Thursday, September 10, 2009

Nine Eleven no, No, NO!

Each year, as September 11th approaches, the air is filled with a kind of horrid nostalgia. It makes us all into self involved little automatons. Particularly idiotic are the suggestions that we build some sort of 9-11 Shrine or declare a National Holiday of it. The prospect makes me shudder. Here is why.

Some celebrations of national events ennoble and uplift participants. They bring us all into one space, one nation. Like the headlines on 9-11 itself, we gloried in "We are all Americans now." Other celebrations are like the organ recitals of the aged. What is otherwise to be an expected glitch of the flesh (say a slipped disc or a rectal lesion, a dimming eyesight or the inability to hear well) is dwelt on until it becomes a major identifying force. 9-11 would be one such debilitation. The celebration would take what is otherwise peripheral and make of it an obsession, an orgy of the put upon self. We do not need to magnify 9-11, letting it exert full force on us. We are quite injured enough already.

Theologians call the ennobling rituals, symbols and the demeaning ones, diabols. Symbols bring integrity and wholeness. Diabolical rites make of us petty and smaller than we might otherwise find ourselves to be. Several features of a proposed 9-11 holiday make it a sure fire diabol.

First, we are in the habit of thinking that we are different than everyone else on the globe. None of us will ever forget where we were on the morning of September 11, 2001, as scheduled airliners plunged first into the World Trade Center towers in New York, then into the Pentagon in Washington D.C. and finally into a barren field in rural Pennsylvania. The day is memorable. But it is not notable. Here is why. What made it seem consequential was the sheer surprise of it. We want to magnify the sheer number of souls lost. But held up next to the annual carnage on the nation's highways, the death toll was rather small (by a factor of 10). And if we measure death against the war deaths we ourselve have inflicted on others, say in Dresden or Hiroshima, the death toll of 9-11 is minuscule, by as much as a factor of several hundred. Terror did happen to us, but not in near the volume we ourselves allow. Such a holiday would only underscore our gross exaggeration of our self importance or worse, our overreaction in 2 full scale, ill advised and long duration wars. We do not want to spend too much time dwelling on that, I would not think.
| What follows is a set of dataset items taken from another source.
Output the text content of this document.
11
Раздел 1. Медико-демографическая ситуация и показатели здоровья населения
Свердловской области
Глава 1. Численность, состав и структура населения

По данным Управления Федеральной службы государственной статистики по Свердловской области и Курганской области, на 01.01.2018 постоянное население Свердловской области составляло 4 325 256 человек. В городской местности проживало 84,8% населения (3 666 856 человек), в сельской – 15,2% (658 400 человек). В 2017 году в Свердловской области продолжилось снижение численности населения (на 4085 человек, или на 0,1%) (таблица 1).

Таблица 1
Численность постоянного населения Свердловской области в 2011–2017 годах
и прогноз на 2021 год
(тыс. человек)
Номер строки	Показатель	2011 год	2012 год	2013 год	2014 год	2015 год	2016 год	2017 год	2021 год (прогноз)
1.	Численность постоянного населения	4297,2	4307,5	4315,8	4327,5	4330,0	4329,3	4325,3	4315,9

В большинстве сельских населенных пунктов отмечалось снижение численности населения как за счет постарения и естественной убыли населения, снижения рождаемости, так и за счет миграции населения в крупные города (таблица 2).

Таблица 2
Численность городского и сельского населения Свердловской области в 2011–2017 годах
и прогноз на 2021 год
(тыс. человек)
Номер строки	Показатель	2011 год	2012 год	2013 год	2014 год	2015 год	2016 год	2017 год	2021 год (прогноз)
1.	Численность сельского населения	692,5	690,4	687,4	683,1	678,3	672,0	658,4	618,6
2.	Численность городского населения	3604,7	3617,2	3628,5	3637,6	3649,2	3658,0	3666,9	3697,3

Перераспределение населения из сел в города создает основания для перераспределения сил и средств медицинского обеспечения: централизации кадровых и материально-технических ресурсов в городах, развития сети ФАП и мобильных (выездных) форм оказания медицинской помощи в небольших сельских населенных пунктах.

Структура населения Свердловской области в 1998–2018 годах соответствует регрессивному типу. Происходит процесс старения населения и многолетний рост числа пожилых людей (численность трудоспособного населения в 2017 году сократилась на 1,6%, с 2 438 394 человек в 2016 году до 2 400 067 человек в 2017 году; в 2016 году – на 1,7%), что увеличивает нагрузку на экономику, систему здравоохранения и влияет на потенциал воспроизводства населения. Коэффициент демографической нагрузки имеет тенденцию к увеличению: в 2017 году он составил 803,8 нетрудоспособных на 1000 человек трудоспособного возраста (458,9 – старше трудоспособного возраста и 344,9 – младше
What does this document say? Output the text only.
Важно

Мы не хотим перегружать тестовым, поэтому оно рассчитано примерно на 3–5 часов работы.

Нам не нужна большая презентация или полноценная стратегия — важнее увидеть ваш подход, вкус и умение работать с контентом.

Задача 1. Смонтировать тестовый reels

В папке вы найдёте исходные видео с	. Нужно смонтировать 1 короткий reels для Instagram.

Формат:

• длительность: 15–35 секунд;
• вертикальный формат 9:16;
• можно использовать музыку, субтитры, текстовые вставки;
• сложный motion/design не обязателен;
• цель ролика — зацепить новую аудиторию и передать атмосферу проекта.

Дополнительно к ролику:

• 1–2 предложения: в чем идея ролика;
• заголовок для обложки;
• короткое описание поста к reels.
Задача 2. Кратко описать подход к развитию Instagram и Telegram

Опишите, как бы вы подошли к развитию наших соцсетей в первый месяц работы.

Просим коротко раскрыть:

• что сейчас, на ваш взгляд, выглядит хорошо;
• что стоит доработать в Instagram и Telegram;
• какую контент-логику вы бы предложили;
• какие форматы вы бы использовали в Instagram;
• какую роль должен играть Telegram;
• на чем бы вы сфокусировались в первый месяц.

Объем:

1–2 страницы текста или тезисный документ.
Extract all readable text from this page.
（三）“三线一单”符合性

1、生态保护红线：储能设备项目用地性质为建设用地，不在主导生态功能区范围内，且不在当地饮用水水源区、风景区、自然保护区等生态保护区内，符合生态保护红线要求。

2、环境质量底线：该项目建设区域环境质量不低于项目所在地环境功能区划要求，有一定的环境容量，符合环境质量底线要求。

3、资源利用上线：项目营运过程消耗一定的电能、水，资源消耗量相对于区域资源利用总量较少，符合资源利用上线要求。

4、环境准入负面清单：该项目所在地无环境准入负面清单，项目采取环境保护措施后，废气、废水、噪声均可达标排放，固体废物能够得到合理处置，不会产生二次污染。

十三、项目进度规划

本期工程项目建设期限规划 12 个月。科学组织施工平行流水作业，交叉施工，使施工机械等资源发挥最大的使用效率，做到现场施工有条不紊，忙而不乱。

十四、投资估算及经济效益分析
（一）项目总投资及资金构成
Further, such a celebration is vulnerable to the worst of our patriarchal excess. We probably need a holiday to celebrate public servants, the police and fire personnel who, like troopers, put their lives in danger on behalf of others. It happened to be true in those days, that those who responded to the tragedy were men, family men most of them. We grieve their loss. We look for heroes. It is but an opening to relish in a confusing past of a man's world. Today, those who respond to our public tragedies may be family men, but they are also women, gays and lesbians. The temptation is to use the responders of that one holiday to imprint a generation with patriarchy. There is at least as much danger in a gay couple trying to live "out" with integrity. Single mothers who face overstacked odds have a bravery worthy of the 9-11 first responders. We have quite enough trouble trying to get our Boy Scouts to face the world as it is, a world made up of men, women, gays and straights. No need to pile on yet another stack of fraternal orders to confuse, or worse, to derail the progress we are making.

In the end, we need for a holy balance. We came to 9-11, 2001 in near total ignorance of any other holy group on the planet, save for the occasional Jew. The "we're number one" crowd looks for a chance to spread the deception of the US as a so called Christian Nation, in contrast to the terrorists we so easily identify with Islam. Jews, Baha'is, Hindus, Muslims, animists and a host of other persuasions have shared this planet with the righteous for a long time. They threaten to share it for a good long time to come. We are not well served by fooling ourselves into thinking that 9-11 was the opening volley in some holy war or other. We would do well to try to find out the righteousness of others on the holy days that we already have available. (Ramadan, anyone?)

We have managed to twist a goodly number of national holidays to the service of our meanest desires. I see no reason to drag gender and faith into the mix. We might better take the time we might have celebrated 9-11 to figure out how we are going to get meaningful holy days back from the ones we have already lost to a variety of interests. Veteran's Day or Pearl Harbor Day or Memorial Day or Armed Forces Day or Thanksgiving or Independence Day or Mother's Day, each has departed from its original shape so profoundly that it is but a diabolical wart on the nation's hide. Only the insanely curious can tell you what gave rise to these holidays in the first place! They have been co-opted by special interests. We would do well to get them back.

We simply do not need another day to dwell on ourselves with such magnificent obsession. So use September 11th as a day to get at what you usually do on such a day! But please, no holiday.